Xlibe: an Xlib/X11 compatibility layer for Haiku

The main aim in this whole endeavor was mainly GTK, though. Indeed as previously mentioned, its internals are not very pretty; I would probably go so far as to call them downright ugly; in many ways it is the total antithesis of Haiku’s philosophies and designs for code. And the sheer amount of code it has is its own kind of ridiculous; when I was tracing through it last night to work around a crash caused by failing to load an image file, I wound up about 8-10 functions deep in a call stack just for loading an icon! (There were dozens of functions above that before the icon-loading code was invoked.)

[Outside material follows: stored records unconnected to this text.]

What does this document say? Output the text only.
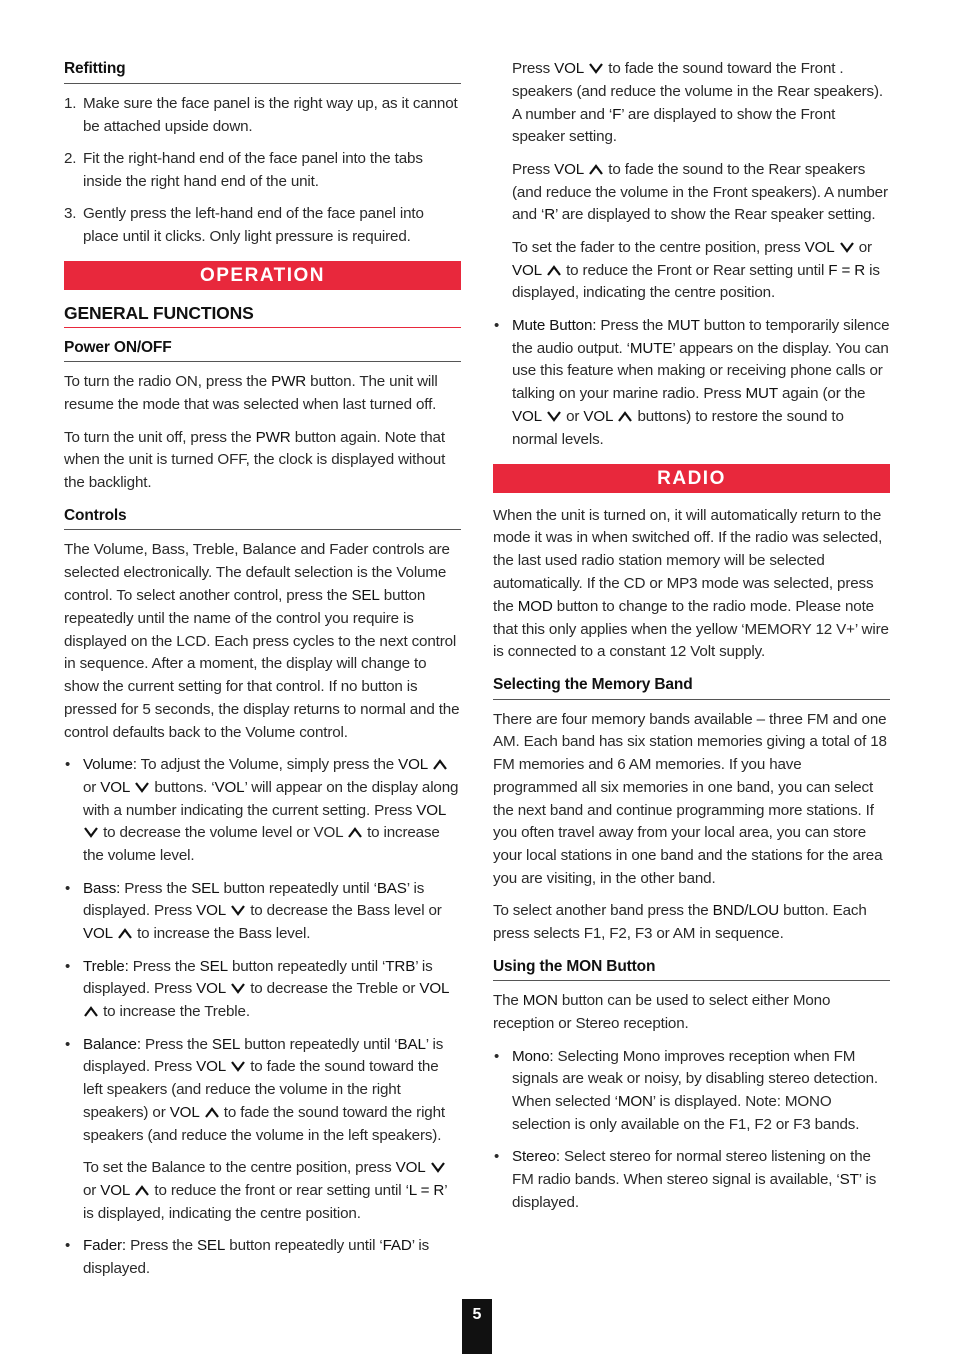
Refitting
1. Make sure the face panel is the right way up, as it cannot be attached upside down.
2. Fit the right-hand end of the face panel into the tabs inside the right hand end of the unit.
3. Gently press the left-hand end of the face panel into place until it clicks. Only light pressure is required.
OPERATION
GENERAL FUNCTIONS
Power ON/OFF

To turn the radio ON, press the PWR button. The unit will resume the mode that was selected when last turned off.

To turn the unit off, press the PWR button again. Note that when the unit is turned OFF, the clock is displayed without the backlight.

Controls

The Volume, Bass, Treble, Balance and Fader controls are selected electronically. The default selection is the Volume control. To select another control, press the SEL button repeatedly until the name of the control you require is displayed on the LCD. Each press cycles to the next control in sequence. After a moment, the display will change to show the current setting for that control. If no button is pressed for 5 seconds, the display returns to normal and the control defaults back to the Volume control.

• Volume: To adjust the Volume, simply press the VOL
or VOL
buttons. ‘VOL’ will appear on the display along with a number indicating the current setting. Press VOL
to decrease the volume level or VOL
to increase the volume level.
• Bass: Press the SEL button repeatedly until ‘BAS’ is displayed. Press VOL
to decrease the Bass level or VOL
to increase the Bass level.
• Treble: Press the SEL button repeatedly until ‘TRB’ is displayed. Press VOL
to decrease the Treble or VOL
to increase the Treble.
• Balance: Press the SEL button repeatedly until ‘BAL’ is displayed. Press VOL
to fade the sound toward the left speakers (and reduce the volume in the right speakers) or VOL
to fade the sound toward the right speakers (and reduce the volume in the left speakers).
To set the Balance to the centre position, press VOL
or VOL
to reduce the front or rear setting until ‘L = R’ is displayed, indicating the centre position.
• Fader: Press the SEL button repeatedly until ‘FAD’ is displayed.

Press VOL
to fade the sound toward the Front . speakers (and reduce the volume in the Rear speakers). A number and ‘F’ are displayed to show the Front speaker setting.

Press VOL
to fade the sound to the Rear speakers (and reduce the volume in the Front speakers). A number and ‘R’ are displayed to show the Rear speaker setting.

To set the fader to the centre position, press VOL
or VOL
to reduce the Front or Rear setting until F = R is displayed, indicating the centre position.

• Mute Button: Press the MUT button to temporarily silence the audio output. ‘MUTE’ appears on the display. You can use this feature when making or receiving phone calls or talking on your marine radio. Press MUT again (or the VOL
or VOL
buttons) to restore the sound to normal levels.
RADIO

When the unit is turned on, it will automatically return to the mode it was in when switched off. If the radio was selected, the last used radio station memory will be selected automatically. If the CD or MP3 mode was selected, press the MOD button to change to the radio mode. Please note that this only applies when the yellow ‘MEMORY 12 V+’ wire is connected to a constant 12 Volt supply.

Selecting the Memory Band

There are four memory bands available – three FM and one AM. Each band has six station memories giving a total of 18 FM memories and 6 AM memories. If you have programmed all six memories in one band, you can select the next band and continue programming more stations. If you often travel away from your local area, you can store your local stations in one band and the stations for the area you are visiting, in the other band.

To select another band press the BND/LOU button. Each press selects F1, F2, F3 or AM in sequence.

Using the MON Button

The MON button can be used to select either Mono reception or Stereo reception.

• Mono: Selecting Mono improves reception when FM signals are weak or noisy, by disabling stereo detection. When selected ‘MON’ is displayed. Note: MONO selection is only available on the F1, F2 or F3 bands.
• Stereo: Select stereo for normal stereo listening on the FM radio bands. When stereo signal is available, ‘ST’ is displayed.
5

But, well, plenty of major software relies heavily on GTK, including GIMP and Inkscape and Firefox, so this is an important thing to work on.

I would definitely go so far to say, though, that Xlib/X11, for all their problems (and for all I’ve made fun of them or loudly complained about them over the years, or even just in the past few weeks while working on this new compatibility layer), they are in at least some ways kind of fun to work with. (I’ve definitely had more than a bit of fun working on Xlibe so far, although some of that is due to the Haiku APIs being fun to work with.) The same cannot at all be said of GTK. I already dread opening a Debugger to delve into a GTK problem, and I’ve only just started working with GTK just in the past few days.

To put it more succinctly: GTK is just an absolute disaster of a library. Xlib is, by comparison, downright sane and reasonable. That isn’t even an exaggeration.